Am trying to search for a regex pattern in xml file content and finding issues on how to pass sub-string which always ends with digit (this is part which is dynamic in the xml file so, don't know how create a pattern and search).
Once pattern is found, then I need to get it's child tag items ie, attrib and text value.
xml file content :
<author NAME="PYTHON_DD101">
<type>BOOK</type>
<ID>59</ID>
<inst ID="A">Garry</inst>
<inst ID="B">Gerald</inst>
</author>
<author NAME="PYTHON_ABC4">
<type>BOOK</type>
<SrcID>62</SrcID>
<inst ID="A">Niel</inst>
<inst ID="B">Long</inst>
</author>
code :
text = "PYTHON"
tmp = '"' + text + "_ABC" + '"'
print(tmp)
#pattern = re.compile('%s\d+'%tmp)
endsWithNumber = re.compile('%s\d$'%tmp)
print(endsWithNumber)
#FoundDetails = Content.find("PYTHON_ABC4")
FoundDetails = Content.find(".//author[@NAME='{}']".format(endsWithNumber))
#regex = re.compile('%s\d+'%tmp)
#matches = regex.match(Content)
#print(matches)
print(type(Content))
print(type(FoundDetails))
print(FoundDetails)
for FoundDetails in FoundDetails.iterfind('author'):
author = FoundDetails.attrib['NAME']
print 'author:', author
for inst in FoundDetails.iterfind('inst'):
print 'inst id:', inst.attrib['ID'], 'inst name:', inst.text
error am getting :
PYTHON_ABC
<_sre.SRE_Pattern object at 0x000000000403F168>
<class 'xml.etree.ElementTree.Element'>
<type 'NoneType'>
None
Traceback (most recent call last):
File "C:\test_Book.py", line 45, in <module>
bookauthor = book.get_Book_by_author(Book)

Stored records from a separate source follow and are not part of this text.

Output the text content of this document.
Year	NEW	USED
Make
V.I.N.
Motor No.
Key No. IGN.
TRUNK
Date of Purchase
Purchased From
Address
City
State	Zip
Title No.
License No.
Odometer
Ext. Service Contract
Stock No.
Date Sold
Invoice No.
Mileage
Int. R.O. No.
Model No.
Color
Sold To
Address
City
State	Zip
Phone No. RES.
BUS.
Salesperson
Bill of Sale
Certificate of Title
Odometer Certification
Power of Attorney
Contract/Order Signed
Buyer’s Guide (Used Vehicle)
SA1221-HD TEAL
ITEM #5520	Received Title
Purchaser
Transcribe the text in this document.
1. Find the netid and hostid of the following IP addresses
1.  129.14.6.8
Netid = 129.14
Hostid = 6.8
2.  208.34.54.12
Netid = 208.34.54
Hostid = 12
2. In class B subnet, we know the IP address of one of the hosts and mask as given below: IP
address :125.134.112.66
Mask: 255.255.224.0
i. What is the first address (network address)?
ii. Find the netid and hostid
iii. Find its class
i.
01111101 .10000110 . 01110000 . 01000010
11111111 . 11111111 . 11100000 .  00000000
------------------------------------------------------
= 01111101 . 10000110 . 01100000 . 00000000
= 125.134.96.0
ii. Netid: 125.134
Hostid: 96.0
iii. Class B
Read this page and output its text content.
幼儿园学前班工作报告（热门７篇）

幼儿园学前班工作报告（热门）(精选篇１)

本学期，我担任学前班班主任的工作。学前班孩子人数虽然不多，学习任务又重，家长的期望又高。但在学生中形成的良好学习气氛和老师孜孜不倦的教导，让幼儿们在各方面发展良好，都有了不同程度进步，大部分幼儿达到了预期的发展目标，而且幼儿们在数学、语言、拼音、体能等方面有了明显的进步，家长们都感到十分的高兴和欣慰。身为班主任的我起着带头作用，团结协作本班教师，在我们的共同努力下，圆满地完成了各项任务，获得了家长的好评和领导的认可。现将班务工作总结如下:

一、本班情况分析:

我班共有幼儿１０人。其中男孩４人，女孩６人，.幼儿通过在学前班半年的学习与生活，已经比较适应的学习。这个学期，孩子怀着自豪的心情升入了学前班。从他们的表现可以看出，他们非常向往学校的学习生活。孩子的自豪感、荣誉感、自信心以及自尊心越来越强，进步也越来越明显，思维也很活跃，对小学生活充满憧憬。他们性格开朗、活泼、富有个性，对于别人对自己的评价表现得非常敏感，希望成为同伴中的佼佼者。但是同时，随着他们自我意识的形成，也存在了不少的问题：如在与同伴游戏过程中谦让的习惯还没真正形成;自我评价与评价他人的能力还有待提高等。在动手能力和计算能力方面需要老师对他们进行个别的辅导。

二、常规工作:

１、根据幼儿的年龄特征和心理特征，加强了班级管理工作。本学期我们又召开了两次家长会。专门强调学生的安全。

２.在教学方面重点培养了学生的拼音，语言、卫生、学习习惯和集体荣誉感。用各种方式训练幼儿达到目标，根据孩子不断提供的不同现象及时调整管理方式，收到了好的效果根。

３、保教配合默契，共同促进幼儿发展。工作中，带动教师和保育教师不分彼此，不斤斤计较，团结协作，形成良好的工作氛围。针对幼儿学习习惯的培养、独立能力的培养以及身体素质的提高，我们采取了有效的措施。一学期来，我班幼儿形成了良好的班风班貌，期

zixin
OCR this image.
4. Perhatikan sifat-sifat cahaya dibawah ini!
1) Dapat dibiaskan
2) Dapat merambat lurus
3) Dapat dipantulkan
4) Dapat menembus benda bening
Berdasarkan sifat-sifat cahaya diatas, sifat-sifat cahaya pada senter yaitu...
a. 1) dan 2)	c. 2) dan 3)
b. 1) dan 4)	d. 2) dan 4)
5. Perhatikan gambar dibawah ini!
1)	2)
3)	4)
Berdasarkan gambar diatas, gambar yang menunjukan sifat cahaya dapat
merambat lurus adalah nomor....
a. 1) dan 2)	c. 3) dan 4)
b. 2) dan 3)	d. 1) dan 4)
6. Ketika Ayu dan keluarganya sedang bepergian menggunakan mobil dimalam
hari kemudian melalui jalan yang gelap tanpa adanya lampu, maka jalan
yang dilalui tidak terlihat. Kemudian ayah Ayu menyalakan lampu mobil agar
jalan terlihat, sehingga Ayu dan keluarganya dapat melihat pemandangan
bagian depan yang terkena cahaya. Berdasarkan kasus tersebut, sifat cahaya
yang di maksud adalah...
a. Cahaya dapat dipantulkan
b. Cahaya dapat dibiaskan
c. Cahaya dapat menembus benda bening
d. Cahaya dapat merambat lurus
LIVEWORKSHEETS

File "C:\Book.py", line 219, in get_Book_by_author
for FoundDetails in FoundDetails.iterfind('author'):
AttributeError: 'NoneType' object has no attribute 'iterfind'
Expected output :
inst id: A inst name: Niel
inst id: B inst name: Long
if I pass exact NAME value ie, "PYTHON_ABC4" in the below line, it works but I don't want to pass hard-code value since there maybe other instance in the file there are chance of having name with same pattern ex :"PYTHON_ABC12" that case I wanted to get those book details as well.
FoundDetails = Content.find(".//author[@NAME='{}']".format("PYTHON_ABC4"))